Somut olayda; kaza neticesinde davacının maruz kaldığı yaralanmaya ilişkin olarak Akdeniz Üniversitesi Tıp Fakültesi 16.10.2018 tarihli Engelli Sağlık Kurulu raporu ile; davacının orta düzeyde zihinsel gelişim engeli nedeniyle % 70, trafik kazasına bağlı olarak splenektomi (dalağın alınması) nedeniyle % 10 olmak üzere % 73 oranında malul kaldığı belirlenmiş olup söz konusu raporun geçerlilik süresinin 24 ay olarak belirlendiği, yine maluliyetin belirlenmesinde kaza ile illiyetli olmayan sekel de dahil edilerek hesaplama yapıldığı gibi raporun hangi yönetmelik hükümlerine göre düzenlendiği anlaşılamadığından maluliyet oranı tespitine ilişkin bu rapor, hükme esas almaya elverişli olmadığından, maluliyetin belirlenmesi konusunda yapılan araştırma yetersizdir. Dosya kapsamında alınan 07.01.2019 tarihli hesap raporunda ise; davacının maluliyetinin % 3 oranında arttığının belirlendiği gerekçesiyle 26.025,26 TL sürekli işgöremezlik tazminatı hesaplanmış, mahkemece usul ve yasaya uygun, denetime elverişli olduğu gerekçesiyle, Bölge Adliye Mahkemesince ise; Balthazard formülünün uygulanmasının yerinde olduğu, artan maluliyet oranının hesaplanmasının yerinde olduğu gerekçesiyle benimsenmiştir.

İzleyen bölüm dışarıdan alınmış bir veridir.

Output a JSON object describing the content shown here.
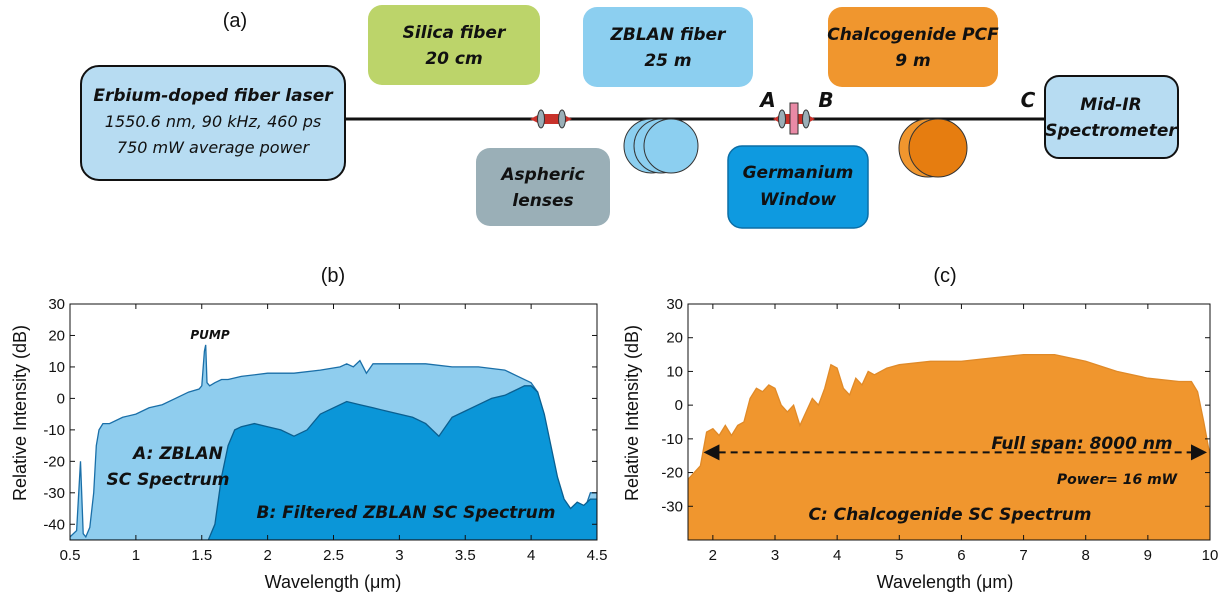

Bu durumda Mahkemece; kazayla ilgili eksik kalan tedavi evrakları temin edildikten sonra, yukarıda belirtilen açıklamalar ışığında ve olay tarihi itibariyle yürürlükte bulunan 30.03.2013 tarihli Özürlülük Ölçütü, Sınıflandırması ve Özürlülere Verilecek Sağlık Kurulu Raporları Hakkında Yönetmelik ölçülerine göre, davacının kaza neticesinde oluşmayan orta düzeyde zihinsel gelişim engeli nedeniyle oluşan sekel dışlanarak sadece kaza ile illiyetli sekelin hesaplamaya dahil edilerek değerlendirilmesi amacıyla Adli Tıp Kurumundan davacının kaza nedeniyle uğradığı çalışma gücü kaybı bulunup bulunmadığı ve varsa oranı konusunda ayrıntılı, gerekçeli ve denetime elverişli rapor alınarak (maluliyet oranı bakımından usuli kazanılmış haklar gözetilmek suretiyle) sonucuna göre karar verilmesi gerekirken, eksik incelemeyle, yazılı şekilde karar verilmesi doğru görülmemiştir.
4-Bozma neden ve şekline göre, davacılar vekilinin davacı … lehine hükmedilen manevi tazminat miktarına yönelik temyiz itirazlarının şimdilik incelenmesine gerek görülmemiştir.
SONUÇ: Yukarıda (1) numaralı bentte açıklanan nedenlerle davacılar vekilinin davacılar … ve … bakımından Bölge Adliye Mahkemesi 10.06.2020 tarihli ek kararına yönelik temyiz itirazlarının REDDİNE, (2) numaralı bentte açıklanan nedenlerle davacılar vekilinin davacı … bakımından ek karara yönelik temyiz itirazlarının kabulü ile Bölge Adliye Mahkemesinin 10.06.2020 tarihli ek kararının KALDIRILMASINA, (3) numaralı bentte açıklanan nedenlerle davacılar vekilinin temyiz itirazlarının kabulü ile Bölge Adliye Mahkemesi kararının HMK 373/1. maddesi gereğince KALDIRILMASINA ve İlk Derece Mahkemesi kararının HMK 371. maddesi uyarınca BOZULMASINA, (4) numaralı bentte açıklanan nedenlerle davacılar vekilinin davacı … lehine hükmedilen manevi tazminat miktarına yönelik sair temyiz itirazlarının şimdilik incelenmesine yer olmadığına, dosyanın İlk Derece Mahkemesine, kararın bir örneğinin Bölge Adliye Mahkemesine GÖNDERİLMESİNE, peşin alınan harcın istek halinde temyiz eden davacılara geri verilmesine 03.11.2022 tarihinde oybirliğiyle karar verildi.